Examining Kristol's op-ed it's easy to see where neoconservatism goes wrong:
[L]arge nations, whose identity is ideological, like the Soviet Union of yesteryear and the United States of today, inevitably have ideological interests in addition to more material concerns. Barring extraordinary events, the Univted States will always feel obliged to defend, if possible, a democractic nation under attack from nondemocratic forces, external or internal.
In 1990, Pat Buchanan wrote:
High among these is the democratist temptation, the worship of democracy as a form of governance and the concomitant ambition to see all mankind embrace it, or explain why not. Like all idolatries, democratism substitutes a false god for the real, a love of process for a love of country.

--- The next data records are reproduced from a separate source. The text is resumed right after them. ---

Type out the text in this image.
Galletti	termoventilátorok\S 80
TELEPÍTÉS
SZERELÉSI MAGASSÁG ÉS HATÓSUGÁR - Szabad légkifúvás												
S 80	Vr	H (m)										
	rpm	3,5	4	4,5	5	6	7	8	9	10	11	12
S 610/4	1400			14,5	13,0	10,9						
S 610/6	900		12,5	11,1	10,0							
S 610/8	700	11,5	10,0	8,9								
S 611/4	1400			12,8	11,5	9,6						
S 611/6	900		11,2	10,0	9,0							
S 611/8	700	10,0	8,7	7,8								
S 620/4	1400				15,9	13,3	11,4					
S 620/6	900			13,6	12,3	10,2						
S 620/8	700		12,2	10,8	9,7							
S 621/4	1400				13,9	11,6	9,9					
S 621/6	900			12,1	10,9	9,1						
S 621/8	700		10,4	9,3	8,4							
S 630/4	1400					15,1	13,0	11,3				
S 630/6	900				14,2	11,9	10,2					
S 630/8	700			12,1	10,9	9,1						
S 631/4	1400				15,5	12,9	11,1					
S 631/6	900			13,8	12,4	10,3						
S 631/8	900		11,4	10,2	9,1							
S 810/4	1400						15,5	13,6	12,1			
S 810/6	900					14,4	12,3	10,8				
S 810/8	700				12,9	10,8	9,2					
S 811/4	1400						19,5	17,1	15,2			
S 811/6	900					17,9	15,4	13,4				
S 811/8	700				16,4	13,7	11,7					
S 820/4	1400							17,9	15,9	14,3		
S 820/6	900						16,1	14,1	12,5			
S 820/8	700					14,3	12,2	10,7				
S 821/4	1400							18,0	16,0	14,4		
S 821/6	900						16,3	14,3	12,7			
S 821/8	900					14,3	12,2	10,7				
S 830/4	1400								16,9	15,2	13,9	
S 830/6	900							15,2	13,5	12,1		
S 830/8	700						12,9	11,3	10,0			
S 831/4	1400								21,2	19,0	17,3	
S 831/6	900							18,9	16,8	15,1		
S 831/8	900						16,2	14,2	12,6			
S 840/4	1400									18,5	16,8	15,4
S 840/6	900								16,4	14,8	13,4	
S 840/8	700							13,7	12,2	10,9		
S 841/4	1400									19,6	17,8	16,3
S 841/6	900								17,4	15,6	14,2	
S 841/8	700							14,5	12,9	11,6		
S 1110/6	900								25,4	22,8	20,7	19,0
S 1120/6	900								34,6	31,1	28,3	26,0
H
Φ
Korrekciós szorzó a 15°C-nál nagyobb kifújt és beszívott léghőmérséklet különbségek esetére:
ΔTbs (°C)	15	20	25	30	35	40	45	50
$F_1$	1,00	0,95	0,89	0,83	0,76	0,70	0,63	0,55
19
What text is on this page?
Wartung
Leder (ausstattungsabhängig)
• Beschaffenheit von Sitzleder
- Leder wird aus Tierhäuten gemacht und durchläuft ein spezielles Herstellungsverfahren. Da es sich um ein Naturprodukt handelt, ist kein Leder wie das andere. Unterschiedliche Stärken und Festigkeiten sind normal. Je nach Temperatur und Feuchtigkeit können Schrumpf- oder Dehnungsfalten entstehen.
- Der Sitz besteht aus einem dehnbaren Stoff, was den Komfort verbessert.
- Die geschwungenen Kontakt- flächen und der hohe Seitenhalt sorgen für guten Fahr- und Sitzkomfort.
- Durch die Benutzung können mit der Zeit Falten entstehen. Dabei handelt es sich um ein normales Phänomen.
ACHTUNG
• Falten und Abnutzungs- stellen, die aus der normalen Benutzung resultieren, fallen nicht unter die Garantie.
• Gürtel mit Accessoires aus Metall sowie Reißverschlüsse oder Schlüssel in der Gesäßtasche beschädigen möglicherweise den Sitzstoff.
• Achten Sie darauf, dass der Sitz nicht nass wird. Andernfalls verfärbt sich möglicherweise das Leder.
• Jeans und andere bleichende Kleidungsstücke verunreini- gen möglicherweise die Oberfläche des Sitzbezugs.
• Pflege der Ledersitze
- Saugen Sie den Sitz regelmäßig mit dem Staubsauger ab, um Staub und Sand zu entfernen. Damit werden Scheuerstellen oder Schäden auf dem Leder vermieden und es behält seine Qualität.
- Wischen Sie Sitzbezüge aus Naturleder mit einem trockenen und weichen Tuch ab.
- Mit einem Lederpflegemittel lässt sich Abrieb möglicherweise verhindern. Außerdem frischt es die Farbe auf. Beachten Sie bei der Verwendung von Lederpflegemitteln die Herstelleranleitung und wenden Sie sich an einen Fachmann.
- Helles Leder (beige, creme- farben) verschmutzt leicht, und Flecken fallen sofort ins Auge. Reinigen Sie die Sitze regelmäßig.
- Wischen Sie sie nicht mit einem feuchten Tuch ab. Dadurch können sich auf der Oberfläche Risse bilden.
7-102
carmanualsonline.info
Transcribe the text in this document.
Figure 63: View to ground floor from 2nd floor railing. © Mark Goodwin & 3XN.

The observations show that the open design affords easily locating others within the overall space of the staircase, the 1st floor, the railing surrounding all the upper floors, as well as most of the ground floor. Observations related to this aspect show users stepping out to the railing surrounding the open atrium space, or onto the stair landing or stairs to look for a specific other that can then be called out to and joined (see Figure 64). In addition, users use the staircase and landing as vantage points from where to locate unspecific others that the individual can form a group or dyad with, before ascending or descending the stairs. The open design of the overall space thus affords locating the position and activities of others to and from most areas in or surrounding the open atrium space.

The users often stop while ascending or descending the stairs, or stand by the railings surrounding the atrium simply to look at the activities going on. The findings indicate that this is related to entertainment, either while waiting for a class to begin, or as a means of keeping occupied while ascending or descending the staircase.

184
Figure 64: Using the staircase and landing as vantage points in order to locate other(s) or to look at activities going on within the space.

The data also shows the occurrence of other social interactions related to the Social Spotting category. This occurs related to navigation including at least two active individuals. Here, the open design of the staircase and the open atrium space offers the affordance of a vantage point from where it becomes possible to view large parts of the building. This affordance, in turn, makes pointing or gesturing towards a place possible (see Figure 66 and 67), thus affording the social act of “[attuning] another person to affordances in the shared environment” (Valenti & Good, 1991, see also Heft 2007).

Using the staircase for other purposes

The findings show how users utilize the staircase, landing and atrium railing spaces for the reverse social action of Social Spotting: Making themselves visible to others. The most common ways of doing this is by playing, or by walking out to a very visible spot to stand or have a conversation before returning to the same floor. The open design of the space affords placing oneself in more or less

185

Democracy gave Germany Hitler. Democracy gave us a Lebanese government partially controlled by Hezbollah. Democracy in Afghanistan is slowly inching back toward the Taliban. How long until democracy gives us an Iraq ruled by sectarian leaders, pushing Sharia law on the willing citizens?
Kristol asserted in his 2003 article that America is uniquely powerful, that neoconservatism is embraced widely by the American people, that obituaries for neoconservatism were written too early, and that neoconservatism is uniquely American.
I ask, is it too early to start writing America's obituary?
Pat Buchanan has been warning about the decline of America for quite some time now. I didn't take him seriously because, as I said, to me he was the black sheep of conservatism. But suddenly is warnings are real. America, under the neoconservatives is running huge deficits. Foreign powers control much of our debt. Our military is almost everywhere. If we are to act as Kristol wants America to, there will be no "almost" in that sentence. Our military will be everywhere. Every attack on democracy, internal or external, will need to see the United States rushing in and acting as the savior. If these operations go half as bad as Iraq has, we will soon be the hated hegemony (as if we're not already) and our decline will have begun.
Why might European conservatism not mimic American (neo)conservatism? That is easy to answer, though it probably didn't even occur to Kristol. Europe has been there, done that. Spain, France, England, Germany, they all controlled vast empires, sticking their noses in places they didn't belong. They invested huge sums of money in controlling foreign lands. They all fell from power, and now none can be considered world powers. The conservatives in Europe learned from this. Americans didn't.
History books one thousand years from now will tell of the American Republic, it's rise and fall, and its internal destruction at the hands of neoconservatives.